'Squid Game' VIP Actor Speaks Out on That Awful English Voiceover

The masked billionaires had a big presence in season three, bringing even more cringe to the Netflix show's final bow.

The Squid Game VIPs gather for dinner and awkward banter.

Squid Game season three has been met with decidedly mixed reviews, with most fans rating it as the blockbuster hit's weakest installment. That ending didn't help things, but neither did the enhanced presence of the show's most annoying characters: the billionaire VIPs who spectate the games from behind glass and gilded masks.

Season three saw the group exerting a more active influence on the competition. Early on, they disguise themselves as pink guards and massacre the unfortunate losers during the Hide and Seek game; later, they decide that Player 222's infant daughter should take her dead mother's place as a full-on contestant, as impractical and ghoulish as that sounds.

So yeah, we hate these guys, and we're supposed to hate them.
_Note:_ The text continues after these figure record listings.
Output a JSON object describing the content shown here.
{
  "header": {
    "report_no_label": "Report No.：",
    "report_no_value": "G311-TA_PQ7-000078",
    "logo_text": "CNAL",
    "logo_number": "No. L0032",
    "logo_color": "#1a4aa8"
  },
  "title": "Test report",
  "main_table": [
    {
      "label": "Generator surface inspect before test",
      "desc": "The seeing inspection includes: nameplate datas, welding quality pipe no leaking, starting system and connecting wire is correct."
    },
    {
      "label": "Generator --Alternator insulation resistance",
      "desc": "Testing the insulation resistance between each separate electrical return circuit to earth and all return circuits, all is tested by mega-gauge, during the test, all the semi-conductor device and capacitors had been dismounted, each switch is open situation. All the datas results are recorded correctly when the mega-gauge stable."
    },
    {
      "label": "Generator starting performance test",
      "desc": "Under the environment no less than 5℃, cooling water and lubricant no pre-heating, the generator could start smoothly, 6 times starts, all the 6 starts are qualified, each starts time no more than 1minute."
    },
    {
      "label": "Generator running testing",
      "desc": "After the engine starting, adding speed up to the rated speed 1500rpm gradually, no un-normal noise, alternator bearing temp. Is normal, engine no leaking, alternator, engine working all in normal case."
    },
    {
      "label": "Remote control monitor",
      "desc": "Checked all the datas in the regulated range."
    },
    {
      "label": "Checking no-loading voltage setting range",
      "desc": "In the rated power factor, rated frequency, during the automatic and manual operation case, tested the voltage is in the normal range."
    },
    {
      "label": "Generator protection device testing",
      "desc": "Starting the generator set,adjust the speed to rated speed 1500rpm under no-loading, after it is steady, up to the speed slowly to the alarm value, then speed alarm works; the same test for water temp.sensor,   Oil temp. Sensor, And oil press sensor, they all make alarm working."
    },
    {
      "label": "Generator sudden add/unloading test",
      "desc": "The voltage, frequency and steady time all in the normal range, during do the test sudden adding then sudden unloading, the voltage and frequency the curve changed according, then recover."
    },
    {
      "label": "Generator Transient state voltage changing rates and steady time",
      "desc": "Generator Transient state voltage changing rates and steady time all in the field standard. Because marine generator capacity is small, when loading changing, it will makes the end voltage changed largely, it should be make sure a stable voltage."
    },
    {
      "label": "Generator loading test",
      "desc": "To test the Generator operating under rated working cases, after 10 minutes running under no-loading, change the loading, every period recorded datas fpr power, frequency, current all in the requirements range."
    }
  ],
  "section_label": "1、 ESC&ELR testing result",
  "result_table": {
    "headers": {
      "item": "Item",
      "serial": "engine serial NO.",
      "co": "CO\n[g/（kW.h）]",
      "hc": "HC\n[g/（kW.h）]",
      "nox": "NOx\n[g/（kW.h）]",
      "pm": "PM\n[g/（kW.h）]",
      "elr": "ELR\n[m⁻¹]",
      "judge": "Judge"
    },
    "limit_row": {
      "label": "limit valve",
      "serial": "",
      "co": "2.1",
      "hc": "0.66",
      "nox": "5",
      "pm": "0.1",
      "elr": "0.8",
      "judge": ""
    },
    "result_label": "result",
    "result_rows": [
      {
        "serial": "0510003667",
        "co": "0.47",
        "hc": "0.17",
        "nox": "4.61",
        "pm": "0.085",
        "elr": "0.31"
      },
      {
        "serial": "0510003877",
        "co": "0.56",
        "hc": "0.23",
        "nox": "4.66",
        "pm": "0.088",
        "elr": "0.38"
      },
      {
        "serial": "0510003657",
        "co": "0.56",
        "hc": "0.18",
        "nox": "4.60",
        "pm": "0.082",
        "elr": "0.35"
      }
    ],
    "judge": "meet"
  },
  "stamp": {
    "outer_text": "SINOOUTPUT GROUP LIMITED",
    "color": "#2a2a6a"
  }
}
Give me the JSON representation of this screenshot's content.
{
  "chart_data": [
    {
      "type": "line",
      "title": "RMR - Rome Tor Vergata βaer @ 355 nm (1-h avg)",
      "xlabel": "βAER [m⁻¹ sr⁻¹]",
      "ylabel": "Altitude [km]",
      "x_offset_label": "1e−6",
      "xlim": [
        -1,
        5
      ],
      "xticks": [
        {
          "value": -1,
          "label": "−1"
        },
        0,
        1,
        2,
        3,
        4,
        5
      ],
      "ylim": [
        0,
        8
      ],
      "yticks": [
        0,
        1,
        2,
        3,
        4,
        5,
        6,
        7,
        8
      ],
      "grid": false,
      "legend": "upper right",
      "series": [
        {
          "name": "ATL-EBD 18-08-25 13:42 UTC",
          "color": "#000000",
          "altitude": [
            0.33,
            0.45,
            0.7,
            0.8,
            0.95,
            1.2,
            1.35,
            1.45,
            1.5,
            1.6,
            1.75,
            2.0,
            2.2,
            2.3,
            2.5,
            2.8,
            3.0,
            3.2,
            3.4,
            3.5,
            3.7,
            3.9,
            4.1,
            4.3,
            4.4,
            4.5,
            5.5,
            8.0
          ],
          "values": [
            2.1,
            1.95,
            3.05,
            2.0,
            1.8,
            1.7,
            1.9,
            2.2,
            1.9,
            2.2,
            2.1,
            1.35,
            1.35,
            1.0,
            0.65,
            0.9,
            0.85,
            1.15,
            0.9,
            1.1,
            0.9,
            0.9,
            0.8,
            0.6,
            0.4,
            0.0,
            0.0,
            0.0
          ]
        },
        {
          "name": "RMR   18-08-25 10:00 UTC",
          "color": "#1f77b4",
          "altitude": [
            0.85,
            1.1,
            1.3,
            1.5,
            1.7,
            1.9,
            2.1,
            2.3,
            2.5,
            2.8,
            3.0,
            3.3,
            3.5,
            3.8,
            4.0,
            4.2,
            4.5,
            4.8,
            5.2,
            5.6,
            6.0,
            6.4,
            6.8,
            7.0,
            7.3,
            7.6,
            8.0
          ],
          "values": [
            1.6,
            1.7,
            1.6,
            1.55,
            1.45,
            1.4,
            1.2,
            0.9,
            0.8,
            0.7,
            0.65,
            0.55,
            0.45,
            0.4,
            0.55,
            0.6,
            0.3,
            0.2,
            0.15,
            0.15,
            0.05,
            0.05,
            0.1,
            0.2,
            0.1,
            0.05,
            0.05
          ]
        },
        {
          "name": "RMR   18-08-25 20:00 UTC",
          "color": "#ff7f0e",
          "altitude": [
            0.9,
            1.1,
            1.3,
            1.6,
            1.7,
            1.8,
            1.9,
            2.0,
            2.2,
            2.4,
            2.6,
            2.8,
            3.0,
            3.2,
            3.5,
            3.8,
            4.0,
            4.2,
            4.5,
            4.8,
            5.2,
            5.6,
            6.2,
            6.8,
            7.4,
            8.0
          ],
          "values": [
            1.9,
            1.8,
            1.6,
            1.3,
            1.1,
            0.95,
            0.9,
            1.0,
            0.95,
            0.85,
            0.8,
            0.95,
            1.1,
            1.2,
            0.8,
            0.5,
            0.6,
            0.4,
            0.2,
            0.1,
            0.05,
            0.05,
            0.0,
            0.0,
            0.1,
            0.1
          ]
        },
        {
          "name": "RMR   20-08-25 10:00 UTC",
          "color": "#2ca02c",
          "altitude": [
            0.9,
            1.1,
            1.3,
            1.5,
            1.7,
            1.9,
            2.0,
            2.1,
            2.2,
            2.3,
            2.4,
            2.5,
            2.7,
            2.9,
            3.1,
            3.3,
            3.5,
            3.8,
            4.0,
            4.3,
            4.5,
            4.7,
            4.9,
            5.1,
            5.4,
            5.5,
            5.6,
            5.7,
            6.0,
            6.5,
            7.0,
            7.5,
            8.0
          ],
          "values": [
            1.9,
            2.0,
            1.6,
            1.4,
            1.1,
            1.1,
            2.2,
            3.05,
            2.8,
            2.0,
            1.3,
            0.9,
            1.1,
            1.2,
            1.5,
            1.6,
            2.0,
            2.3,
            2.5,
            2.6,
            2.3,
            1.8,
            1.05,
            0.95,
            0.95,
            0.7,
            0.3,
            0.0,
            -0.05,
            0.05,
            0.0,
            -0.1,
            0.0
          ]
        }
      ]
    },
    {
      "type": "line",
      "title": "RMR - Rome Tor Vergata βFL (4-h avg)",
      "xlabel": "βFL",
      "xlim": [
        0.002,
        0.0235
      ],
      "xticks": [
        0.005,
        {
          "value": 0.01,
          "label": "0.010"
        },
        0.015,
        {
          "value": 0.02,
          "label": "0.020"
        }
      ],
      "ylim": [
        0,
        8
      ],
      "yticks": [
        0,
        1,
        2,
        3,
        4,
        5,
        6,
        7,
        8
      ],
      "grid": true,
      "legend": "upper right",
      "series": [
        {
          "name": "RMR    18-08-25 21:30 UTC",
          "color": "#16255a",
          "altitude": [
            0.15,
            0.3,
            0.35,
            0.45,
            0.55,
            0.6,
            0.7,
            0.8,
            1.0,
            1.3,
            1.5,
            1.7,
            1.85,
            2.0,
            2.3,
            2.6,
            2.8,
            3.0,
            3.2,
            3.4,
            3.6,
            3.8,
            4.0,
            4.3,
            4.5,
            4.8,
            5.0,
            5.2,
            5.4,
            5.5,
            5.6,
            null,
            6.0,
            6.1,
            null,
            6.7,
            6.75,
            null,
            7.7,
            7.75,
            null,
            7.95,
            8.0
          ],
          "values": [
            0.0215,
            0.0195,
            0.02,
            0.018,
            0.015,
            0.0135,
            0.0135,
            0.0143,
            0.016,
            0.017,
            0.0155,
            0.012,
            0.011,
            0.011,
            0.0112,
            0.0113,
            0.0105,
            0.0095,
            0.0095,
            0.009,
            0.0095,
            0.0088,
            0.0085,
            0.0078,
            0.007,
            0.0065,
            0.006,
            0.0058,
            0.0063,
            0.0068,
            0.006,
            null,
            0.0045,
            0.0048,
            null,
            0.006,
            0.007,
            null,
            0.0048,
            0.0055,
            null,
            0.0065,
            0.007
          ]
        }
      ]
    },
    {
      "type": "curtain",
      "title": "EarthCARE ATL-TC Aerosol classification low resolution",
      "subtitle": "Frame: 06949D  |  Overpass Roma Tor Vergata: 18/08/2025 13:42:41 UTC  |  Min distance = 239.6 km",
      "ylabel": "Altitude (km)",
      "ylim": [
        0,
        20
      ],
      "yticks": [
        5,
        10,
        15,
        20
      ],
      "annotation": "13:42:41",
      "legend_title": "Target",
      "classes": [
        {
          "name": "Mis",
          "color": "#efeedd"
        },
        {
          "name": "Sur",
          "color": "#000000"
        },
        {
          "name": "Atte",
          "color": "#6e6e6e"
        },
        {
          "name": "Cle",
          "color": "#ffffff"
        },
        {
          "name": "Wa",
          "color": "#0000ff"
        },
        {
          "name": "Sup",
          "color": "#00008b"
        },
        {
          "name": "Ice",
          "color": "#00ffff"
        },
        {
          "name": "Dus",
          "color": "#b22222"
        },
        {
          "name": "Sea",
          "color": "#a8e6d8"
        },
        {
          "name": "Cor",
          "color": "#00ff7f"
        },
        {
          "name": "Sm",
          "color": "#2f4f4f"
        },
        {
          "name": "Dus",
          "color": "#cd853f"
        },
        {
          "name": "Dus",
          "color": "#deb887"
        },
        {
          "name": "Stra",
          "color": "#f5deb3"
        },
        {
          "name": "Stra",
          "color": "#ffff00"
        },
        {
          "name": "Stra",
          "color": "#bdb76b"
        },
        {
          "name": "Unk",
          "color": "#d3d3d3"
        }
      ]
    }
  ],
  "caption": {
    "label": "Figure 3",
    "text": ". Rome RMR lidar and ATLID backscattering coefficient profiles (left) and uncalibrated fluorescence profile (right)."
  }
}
They're the awful rich people who-when they're not bantering with insults among themselves-cackle as the players do desperate things to get their hands on the prize money. Then, they cackle even more as the body count rises. In a show that's already about exploitation and greed, they're a heavy-handed reminder of just how gross this all is.

But what makes the VIPs even worse? Their voices. In contrast to Squid Game's Korean dialogue, the VIPs speak in English, and it's dubbed so badly it makes their cringe-worthy dialogue even more ghastly. This isn't a new invention for season three-season one had its share of VIP dubbing disasters-but it's so much more prominent in season three.

As IGN reports, even the performers who played the VIPs were perplexed by the choice. Responding to a TikTok that took the VIPs to task for being, frankly, terrible performers, actor Bryan Bucco offered an explanation of sorts.

"Those are the English dubs. I was the actual actor. What's being played here isn't my voice," Bucco wrote. He also speculated why Squid Game decided to dub English dialogue that was already being spoken in English.

"I think whoever is contracted to do the dubbing, does ALL of the dubbing. The Korean version shouldn't have English dubs. If there are some in the Korean version, it would have to be due to specific lines having to be re-recorded for clarity."

The IGN piece includes some interviews that took place with dub actors after similar complaints were raised about the VIPs in season one. But clearly, Squid Game didn't make any adjustments for season three in this arena.

It sounds like filming was just as awkward as the finished result. Bucco said the VIP scenes were the last to be shot, and "Every night we sat together reading through lines questioning how any of it should really be said .... It was mostly just us sitting in a room reacting to something that wasn't there."

The actor also agreed the VIPs didn't add much to the story in the end, nodding to a fan's complaint. "[The VIPs] didn't further the story or [complement] it well."

You can watch Squid Game season three on Netflix now. Nobody would blame you for fast-forwarding all the VIP scenes, though, unless you purposefully set out to view them as comic relief.